— Выгнать бы тебе их взашей, Марья Никитишна!
— Они узилищем стращали, Иван Савватеевич. Мы, говорит, тебя, даром что боярская дочка, в железы закуем, да на дыбу взденем, там закукуешь по-нашему, по-доброму. И еще все пытали про некоего шведского человека, что на цитадели был с почестями принят. А я-то знаю, мне Сильвестр Петрович еще в те поры сказывал, то — русский, Якоб его имечко, наш православный… Не верят. Лаяли меня поносными словами…
Она крепко вытерла лицо ладонями, повела плечом.
— И чего делать, ума не приложу. Егоршу отпустили, Лонгинова тож, а Сильвестр Петрович все томится, и никому не ведомо, когда кончатся его мучения.

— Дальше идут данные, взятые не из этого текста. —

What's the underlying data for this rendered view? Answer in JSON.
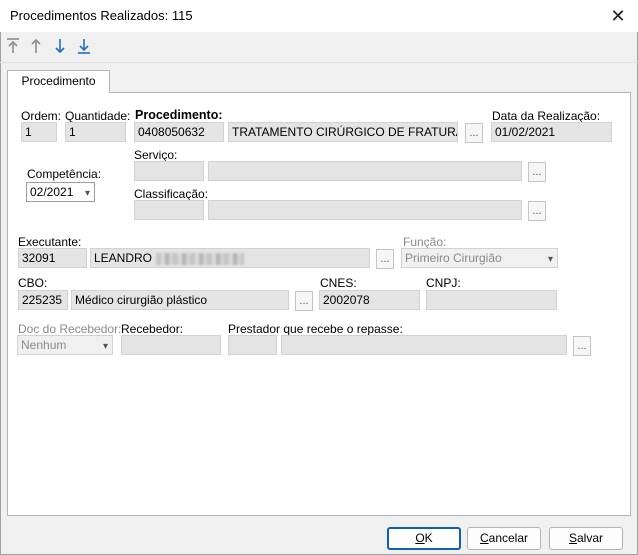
{
  "window": {
    "title": "Procedimentos Realizados: 115",
    "close_glyph": "✕"
  },
  "toolbar": {
    "icons": [
      "move-to-top-icon",
      "move-up-icon",
      "move-down-icon",
      "move-to-bottom-icon"
    ],
    "accent": "#1f6fbf",
    "disabled_color": "#8c8c8c"
  },
  "tab": {
    "label": "Procedimento"
  },
  "form": {
    "ordem": {
      "label": "Ordem:",
      "value": "1"
    },
    "quantidade": {
      "label": "Quantidade:",
      "value": "1"
    },
    "procedimento": {
      "label": "Procedimento:",
      "code": "0408050632",
      "description": "TRATAMENTO CIRÚRGICO DE FRATURA TF"
    },
    "data_realizacao": {
      "label": "Data da Realização:",
      "value": "01/02/2021"
    },
    "competencia": {
      "label": "Competência:",
      "value": "02/2021"
    },
    "servico": {
      "label": "Serviço:",
      "code": "",
      "description": ""
    },
    "classificacao": {
      "label": "Classificação:",
      "code": "",
      "description": ""
    },
    "executante": {
      "label": "Executante:",
      "code": "32091",
      "name": "LEANDRO"
    },
    "funcao": {
      "label": "Função:",
      "value": "Primeiro Cirurgião"
    },
    "cbo": {
      "label": "CBO:",
      "code": "225235",
      "description": "Médico cirurgião plástico"
    },
    "cnes": {
      "label": "CNES:",
      "value": "2002078"
    },
    "cnpj": {
      "label": "CNPJ:",
      "value": ""
    },
    "doc_recebedor": {
      "label": "Doc do Recebedor:",
      "value": "Nenhum"
    },
    "recebedor": {
      "label": "Recebedor:",
      "value": ""
    },
    "prestador": {
      "label": "Prestador que recebe o repasse:",
      "code": "",
      "name": ""
    },
    "ellipsis": "..."
  },
  "buttons": {
    "ok": {
      "accel": "O",
      "rest": "K"
    },
    "cancelar": {
      "accel": "C",
      "rest": "ancelar"
    },
    "salvar": {
      "accel": "S",
      "rest": "alvar"
    }
  }
}
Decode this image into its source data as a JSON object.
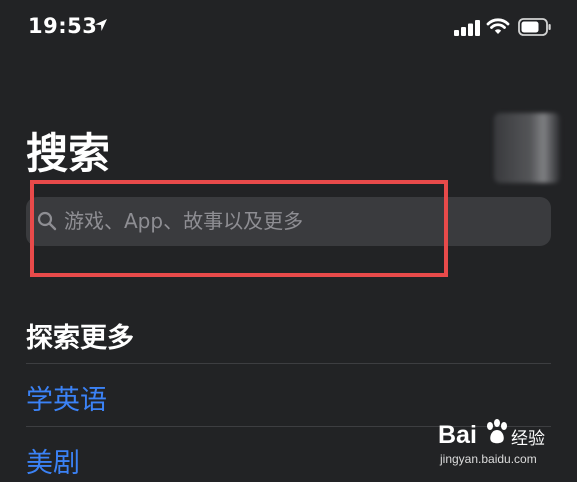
{
  "status_bar": {
    "time": "19:53"
  },
  "page": {
    "title": "搜索"
  },
  "search": {
    "placeholder": "游戏、App、故事以及更多"
  },
  "explore": {
    "title": "探索更多",
    "items": [
      {
        "label": "学英语"
      },
      {
        "label": "美剧"
      }
    ]
  },
  "watermark": {
    "brand_bai": "Bai",
    "brand_cn": "经验",
    "url": "jingyan.baidu.com"
  },
  "colors": {
    "background": "#222325",
    "search_bar": "#3a3b3e",
    "link": "#3b82f6",
    "highlight_border": "#e84a4a"
  }
}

— Об чем они там с Егором толковали? — спросил Рябов.
— Об том же! Дружен ли был покойный Крыков с Сильвестром Петровичем.
— А он чего?
— Правду сказал: дружны. И беседовали подолгу, и вдвоем бывали. Чего ж, люди воинские, мало ли…
Кормщик пристально посмотрел на Марью Никитишну, налил себе вина, медленно выцедил, погодя молвил:
— И с чего ты, Марья Никитишна, думаешь, что сим дьякам-курохватам надобно правду говорить? Ничего им не надо от нас слышать, ни единого слова. Молчи знай да помалкивай, да еще молчи. А коли молчать невмоготу — толкуй одно: не знаемо, слыхом не слыхала, видом не видала. Так-то… Сей дьяк тебе одного лишь худа желает, от твоего худа — его хорошо. Так и не давай ты ему ни синь пороха, пусть хошь лопается на твоих на глазах…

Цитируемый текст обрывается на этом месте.